LoRaWAN (TTN) ingest

The Things Network webhook contract

OpenSense receives LoRaWAN data as TTN webhooks. There is no direct network-server integration; if you operate your own LNS (ChirpStack, Helium console, AWS IoT Core for LoRaWAN), point its webhook output at the same URL.

Webhook URL

The dashboard issues a per-account webhook URL when you add a LoRaWAN device. Format:

The base URL is account-wide. TTN appends device path segments based on the webhook configuration — we do not require any specific suffix.

Configure in TTN

Application → Integrations → Webhooks → + Add:

FieldValue
FormatJSON
Base URLthe URL above
Custom headersnone
Enabled eventsUplink message only

Leave the other event types (join accepted, downlink queued, etc.) disabled. We do not parse them.

Payload shape

TTN posts the standard envelope. The fields OpenSense reads:

{
  "end_device_ids": {
    "device_id": "ns-t-3-04",
    "application_ids": { "application_id": "opensense-cafe-bts" },
    "dev_eui": "70B3D57ED0049ABC"
  },
  "received_at": "2026-05-17T08:22:00.123456789Z",
  "uplink_message": {
    "f_port": 1,
    "decoded_payload": {
      "measurements": [
        { "type": "temperature", "value": 4.13 },
        { "type": "humidity",    "value": 67.8 }
      ],
      "battery": 95
    },
    "rx_metadata": [ { "rssi": -97, "snr": 7.5 } ]
  }
}

The fields that matter:

  • end_device_ids.dev_eui — primary key for device matching. This must be set up in OpenSense before the first uplink, or the message lands in the unassigned tray.
  • uplink_message.decoded_payload — the JSON your TTN payload decoder emitted. Must conform to the generic LoRaWAN shape.
  • uplink_message.rx_metadata[0].rssi and snr — stored as signal and snr auxiliary channels for diagnostics.
  • received_at — ingest timestamp. We do not use TTN's received_at as the measurement timestamp; the gateway clock can be wrong. The measurement uses our server's receive time, which is generally within 1–3 s of received_at.

Authentication

The webhook URL contains a long random token (whk_…). Treat it as a password.

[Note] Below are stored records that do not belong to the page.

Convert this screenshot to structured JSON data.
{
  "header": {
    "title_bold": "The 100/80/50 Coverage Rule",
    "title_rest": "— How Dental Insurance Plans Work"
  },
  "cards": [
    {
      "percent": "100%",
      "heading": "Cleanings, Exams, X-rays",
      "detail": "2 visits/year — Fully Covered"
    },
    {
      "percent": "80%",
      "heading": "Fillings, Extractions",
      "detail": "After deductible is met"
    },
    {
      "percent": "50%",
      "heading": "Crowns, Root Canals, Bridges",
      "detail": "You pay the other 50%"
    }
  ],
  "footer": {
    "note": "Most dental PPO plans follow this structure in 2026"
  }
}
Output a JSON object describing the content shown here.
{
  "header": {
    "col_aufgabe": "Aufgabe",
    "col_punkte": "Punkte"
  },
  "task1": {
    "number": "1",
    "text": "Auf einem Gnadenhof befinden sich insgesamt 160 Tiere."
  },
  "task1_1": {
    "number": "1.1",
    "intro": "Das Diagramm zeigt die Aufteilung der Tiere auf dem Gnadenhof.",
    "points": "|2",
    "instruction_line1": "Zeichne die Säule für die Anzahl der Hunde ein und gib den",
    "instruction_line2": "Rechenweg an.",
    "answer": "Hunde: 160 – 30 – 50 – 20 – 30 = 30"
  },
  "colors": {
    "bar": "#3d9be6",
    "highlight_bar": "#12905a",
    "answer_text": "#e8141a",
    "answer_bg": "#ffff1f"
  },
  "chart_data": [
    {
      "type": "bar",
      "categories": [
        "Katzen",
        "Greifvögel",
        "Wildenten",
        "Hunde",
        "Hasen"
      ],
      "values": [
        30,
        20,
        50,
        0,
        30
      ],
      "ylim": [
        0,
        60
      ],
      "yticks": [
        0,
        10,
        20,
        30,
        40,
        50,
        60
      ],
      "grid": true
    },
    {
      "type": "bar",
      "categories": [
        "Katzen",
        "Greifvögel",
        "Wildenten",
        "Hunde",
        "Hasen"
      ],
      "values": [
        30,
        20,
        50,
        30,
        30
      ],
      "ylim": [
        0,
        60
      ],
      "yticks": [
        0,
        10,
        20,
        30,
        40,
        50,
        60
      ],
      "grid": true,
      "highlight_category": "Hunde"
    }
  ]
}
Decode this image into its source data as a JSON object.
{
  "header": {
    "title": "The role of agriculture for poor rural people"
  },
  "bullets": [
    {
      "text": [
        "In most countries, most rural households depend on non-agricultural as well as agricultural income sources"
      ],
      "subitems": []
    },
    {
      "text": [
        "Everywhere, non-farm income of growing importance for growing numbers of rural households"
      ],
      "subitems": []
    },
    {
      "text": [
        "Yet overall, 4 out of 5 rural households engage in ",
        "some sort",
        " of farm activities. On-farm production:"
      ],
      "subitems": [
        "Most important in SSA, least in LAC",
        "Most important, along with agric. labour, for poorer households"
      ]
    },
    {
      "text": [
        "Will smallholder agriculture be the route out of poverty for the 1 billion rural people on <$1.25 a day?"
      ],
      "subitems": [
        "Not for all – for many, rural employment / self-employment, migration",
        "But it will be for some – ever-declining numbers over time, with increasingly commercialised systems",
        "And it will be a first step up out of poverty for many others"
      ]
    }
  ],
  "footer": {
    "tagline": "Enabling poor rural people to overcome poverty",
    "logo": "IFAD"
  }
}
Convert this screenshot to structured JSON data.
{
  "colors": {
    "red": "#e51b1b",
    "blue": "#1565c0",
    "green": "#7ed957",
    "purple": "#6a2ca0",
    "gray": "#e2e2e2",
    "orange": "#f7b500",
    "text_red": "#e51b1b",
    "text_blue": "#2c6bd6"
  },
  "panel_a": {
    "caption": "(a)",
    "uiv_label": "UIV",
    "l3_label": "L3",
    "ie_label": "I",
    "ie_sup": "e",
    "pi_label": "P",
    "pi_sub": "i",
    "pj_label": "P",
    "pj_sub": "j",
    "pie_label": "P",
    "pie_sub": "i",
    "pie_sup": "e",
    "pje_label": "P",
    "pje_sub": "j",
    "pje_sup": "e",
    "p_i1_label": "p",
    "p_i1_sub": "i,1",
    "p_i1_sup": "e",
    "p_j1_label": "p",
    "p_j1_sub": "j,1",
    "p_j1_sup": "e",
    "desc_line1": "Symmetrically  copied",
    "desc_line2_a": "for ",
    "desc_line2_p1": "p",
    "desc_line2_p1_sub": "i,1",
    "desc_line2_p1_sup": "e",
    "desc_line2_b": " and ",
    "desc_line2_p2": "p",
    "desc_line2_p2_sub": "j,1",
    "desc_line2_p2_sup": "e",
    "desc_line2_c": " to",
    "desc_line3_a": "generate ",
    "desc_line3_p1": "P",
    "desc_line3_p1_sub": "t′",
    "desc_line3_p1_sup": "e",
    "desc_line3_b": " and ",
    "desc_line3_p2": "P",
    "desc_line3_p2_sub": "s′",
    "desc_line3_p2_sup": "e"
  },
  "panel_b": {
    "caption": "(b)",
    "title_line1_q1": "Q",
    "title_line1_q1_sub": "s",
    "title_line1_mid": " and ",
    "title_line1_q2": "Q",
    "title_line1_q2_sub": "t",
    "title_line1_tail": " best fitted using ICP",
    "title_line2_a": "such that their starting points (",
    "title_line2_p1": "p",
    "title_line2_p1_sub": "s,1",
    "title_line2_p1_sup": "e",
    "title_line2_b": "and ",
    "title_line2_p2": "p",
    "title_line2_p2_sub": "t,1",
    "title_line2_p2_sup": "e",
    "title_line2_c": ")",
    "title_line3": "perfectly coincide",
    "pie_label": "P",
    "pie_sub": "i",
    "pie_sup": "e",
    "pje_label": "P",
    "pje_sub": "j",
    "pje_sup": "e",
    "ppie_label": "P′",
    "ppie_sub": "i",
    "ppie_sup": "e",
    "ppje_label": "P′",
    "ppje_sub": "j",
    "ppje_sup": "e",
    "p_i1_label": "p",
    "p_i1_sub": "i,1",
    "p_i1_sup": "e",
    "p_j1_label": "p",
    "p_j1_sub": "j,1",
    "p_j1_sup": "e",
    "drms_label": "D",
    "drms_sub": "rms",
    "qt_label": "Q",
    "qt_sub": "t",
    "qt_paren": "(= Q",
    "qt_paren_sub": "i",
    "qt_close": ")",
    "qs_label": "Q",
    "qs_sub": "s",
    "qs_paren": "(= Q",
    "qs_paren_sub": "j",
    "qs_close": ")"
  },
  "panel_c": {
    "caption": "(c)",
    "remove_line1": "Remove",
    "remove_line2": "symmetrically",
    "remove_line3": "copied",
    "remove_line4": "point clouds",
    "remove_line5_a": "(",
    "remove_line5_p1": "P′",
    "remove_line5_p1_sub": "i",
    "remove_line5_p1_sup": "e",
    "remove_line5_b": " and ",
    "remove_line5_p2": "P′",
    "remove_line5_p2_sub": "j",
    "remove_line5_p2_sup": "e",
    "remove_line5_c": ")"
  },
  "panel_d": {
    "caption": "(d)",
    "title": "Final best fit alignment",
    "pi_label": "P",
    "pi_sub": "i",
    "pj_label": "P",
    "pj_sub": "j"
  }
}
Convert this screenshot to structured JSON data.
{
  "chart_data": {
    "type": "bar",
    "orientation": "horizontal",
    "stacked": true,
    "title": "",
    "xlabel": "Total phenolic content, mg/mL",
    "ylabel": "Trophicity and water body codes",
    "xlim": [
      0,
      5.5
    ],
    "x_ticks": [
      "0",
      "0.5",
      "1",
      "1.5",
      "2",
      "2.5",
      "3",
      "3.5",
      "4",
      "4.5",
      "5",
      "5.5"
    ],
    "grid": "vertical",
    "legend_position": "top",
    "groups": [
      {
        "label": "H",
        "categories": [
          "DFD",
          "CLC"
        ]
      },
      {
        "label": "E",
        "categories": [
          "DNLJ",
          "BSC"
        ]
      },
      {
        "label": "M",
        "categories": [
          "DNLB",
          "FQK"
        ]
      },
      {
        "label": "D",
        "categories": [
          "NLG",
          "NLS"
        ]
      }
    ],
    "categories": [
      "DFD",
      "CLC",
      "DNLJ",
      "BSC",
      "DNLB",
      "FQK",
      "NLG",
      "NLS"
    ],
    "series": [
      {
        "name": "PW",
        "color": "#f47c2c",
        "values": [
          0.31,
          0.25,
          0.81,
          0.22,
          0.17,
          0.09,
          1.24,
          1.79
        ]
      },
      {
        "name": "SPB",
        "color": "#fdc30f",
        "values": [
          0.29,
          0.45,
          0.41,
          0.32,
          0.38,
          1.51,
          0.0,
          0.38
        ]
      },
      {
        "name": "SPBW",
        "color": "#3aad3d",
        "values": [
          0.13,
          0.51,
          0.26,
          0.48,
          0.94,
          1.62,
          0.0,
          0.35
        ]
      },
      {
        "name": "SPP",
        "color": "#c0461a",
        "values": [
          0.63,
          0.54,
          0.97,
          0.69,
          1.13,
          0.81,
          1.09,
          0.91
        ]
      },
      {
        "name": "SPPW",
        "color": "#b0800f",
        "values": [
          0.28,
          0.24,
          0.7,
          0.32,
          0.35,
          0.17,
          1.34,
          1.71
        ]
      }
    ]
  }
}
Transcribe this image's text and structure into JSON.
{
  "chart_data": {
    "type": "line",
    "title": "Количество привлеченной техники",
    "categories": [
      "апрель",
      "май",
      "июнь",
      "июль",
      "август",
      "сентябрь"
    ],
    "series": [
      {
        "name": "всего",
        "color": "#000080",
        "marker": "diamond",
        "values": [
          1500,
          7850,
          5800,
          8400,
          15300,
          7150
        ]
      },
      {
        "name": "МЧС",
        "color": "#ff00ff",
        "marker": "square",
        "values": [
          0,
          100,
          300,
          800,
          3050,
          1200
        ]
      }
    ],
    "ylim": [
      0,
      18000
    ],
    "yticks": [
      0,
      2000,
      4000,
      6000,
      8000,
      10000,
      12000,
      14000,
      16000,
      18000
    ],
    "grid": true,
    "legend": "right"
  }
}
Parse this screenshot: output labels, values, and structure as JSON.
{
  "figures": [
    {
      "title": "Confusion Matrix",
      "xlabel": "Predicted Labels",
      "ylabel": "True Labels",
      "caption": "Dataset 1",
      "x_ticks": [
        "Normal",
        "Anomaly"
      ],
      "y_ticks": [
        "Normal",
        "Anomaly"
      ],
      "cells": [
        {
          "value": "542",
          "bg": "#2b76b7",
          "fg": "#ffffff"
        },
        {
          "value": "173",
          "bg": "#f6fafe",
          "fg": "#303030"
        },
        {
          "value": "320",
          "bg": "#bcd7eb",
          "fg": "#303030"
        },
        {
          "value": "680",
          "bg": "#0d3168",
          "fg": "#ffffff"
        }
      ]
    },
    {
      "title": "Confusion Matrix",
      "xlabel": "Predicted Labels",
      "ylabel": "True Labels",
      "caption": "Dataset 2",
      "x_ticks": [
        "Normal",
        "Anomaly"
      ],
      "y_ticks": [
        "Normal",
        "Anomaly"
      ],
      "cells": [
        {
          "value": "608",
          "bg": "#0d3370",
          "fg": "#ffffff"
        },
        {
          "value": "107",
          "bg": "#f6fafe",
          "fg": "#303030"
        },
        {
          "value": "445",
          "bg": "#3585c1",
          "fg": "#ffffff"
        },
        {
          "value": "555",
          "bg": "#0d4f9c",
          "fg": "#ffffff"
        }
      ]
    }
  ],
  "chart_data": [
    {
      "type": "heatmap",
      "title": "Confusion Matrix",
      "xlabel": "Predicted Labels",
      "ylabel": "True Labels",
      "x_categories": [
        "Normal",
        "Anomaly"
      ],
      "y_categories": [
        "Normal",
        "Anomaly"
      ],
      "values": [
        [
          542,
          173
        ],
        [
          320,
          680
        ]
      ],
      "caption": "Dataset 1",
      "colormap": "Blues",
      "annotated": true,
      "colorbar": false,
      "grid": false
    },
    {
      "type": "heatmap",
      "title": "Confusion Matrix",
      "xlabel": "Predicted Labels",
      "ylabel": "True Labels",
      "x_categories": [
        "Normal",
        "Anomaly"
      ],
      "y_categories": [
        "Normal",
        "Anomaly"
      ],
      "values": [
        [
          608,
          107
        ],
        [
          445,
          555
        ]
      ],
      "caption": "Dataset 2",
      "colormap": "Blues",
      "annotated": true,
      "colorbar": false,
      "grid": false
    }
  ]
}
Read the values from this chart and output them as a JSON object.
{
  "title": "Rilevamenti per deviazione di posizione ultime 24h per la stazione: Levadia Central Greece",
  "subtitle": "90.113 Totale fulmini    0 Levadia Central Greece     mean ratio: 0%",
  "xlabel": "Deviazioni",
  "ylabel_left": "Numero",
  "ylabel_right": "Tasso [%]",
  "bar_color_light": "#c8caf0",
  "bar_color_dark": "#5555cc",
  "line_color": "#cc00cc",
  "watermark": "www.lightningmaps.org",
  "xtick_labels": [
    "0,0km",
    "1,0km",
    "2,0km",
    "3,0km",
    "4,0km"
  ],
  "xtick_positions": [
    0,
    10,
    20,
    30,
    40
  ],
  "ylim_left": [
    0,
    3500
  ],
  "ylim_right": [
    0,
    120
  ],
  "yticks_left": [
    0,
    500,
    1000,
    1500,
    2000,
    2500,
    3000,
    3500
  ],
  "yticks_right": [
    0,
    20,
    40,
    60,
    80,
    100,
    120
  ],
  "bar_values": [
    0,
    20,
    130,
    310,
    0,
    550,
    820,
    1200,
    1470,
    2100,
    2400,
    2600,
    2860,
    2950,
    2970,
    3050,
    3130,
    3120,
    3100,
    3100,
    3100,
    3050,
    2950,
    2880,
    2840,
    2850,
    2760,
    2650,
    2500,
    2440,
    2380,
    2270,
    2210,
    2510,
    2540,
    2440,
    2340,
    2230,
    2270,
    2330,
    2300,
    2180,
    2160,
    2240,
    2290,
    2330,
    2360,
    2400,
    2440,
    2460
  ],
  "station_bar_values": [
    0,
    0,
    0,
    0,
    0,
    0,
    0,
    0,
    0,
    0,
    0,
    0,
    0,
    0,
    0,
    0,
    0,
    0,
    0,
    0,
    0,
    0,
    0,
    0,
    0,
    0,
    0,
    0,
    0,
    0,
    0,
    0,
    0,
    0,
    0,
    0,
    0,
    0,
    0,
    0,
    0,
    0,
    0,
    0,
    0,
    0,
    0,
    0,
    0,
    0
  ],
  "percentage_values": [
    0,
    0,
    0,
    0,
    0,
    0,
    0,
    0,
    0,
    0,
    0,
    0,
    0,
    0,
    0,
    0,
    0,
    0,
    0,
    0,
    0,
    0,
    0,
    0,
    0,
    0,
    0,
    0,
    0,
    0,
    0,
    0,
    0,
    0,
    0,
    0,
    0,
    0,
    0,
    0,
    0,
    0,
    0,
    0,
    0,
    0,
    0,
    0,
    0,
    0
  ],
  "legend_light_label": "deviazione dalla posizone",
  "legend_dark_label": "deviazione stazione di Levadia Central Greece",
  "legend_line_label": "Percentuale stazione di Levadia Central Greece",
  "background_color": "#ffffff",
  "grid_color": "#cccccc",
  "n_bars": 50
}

For extra safety, configure TTN to send a constant custom header (e.g. X-OpenSense-Account-Check: <random>) and ask us to enforce it server-side. This makes a leaked URL useless without the matching header.

Retries and ordering

  • TTN retries 5xx for up to 24 h with exponential backoff. We return 5xx only on infrastructure failure; we do not 5xx on payload errors.
  • TTN does not preserve ordering across retries. A late delivery may arrive after a newer reading. OpenSense's storage is by ts, not arrival order, so this is fine — but be aware that the dashboard's "last known reading" may briefly flip backwards in this race.

Duty cycle and cadence

EU868 limits each device to ~1 % duty cycle. Practical cadences:

CadenceDevices per gateway (rough)Use case
30 min200+Climate, slow drift
15 min80–150Cold-chain default
5 min30–60Legionella supply temp
< 5 minnot recommended in EU868Hit the duty-cycle wall

LoRaWAN is not a substitute for WiFi if you want faster than 5 minute cadence. Use the right transport for the speed you need.

Errors

  • Unassigned DevEUI — uplinks accepted but flagged. Visible in the unassigned tray; one click associates them.
  • Decoded payload missing — TTN forgot to apply the decoder. The message is stored as-is with no measurements; we do not synthesise.
  • Token invalid — 401 to TTN; TTN gives up after retries; the webhook stops sending.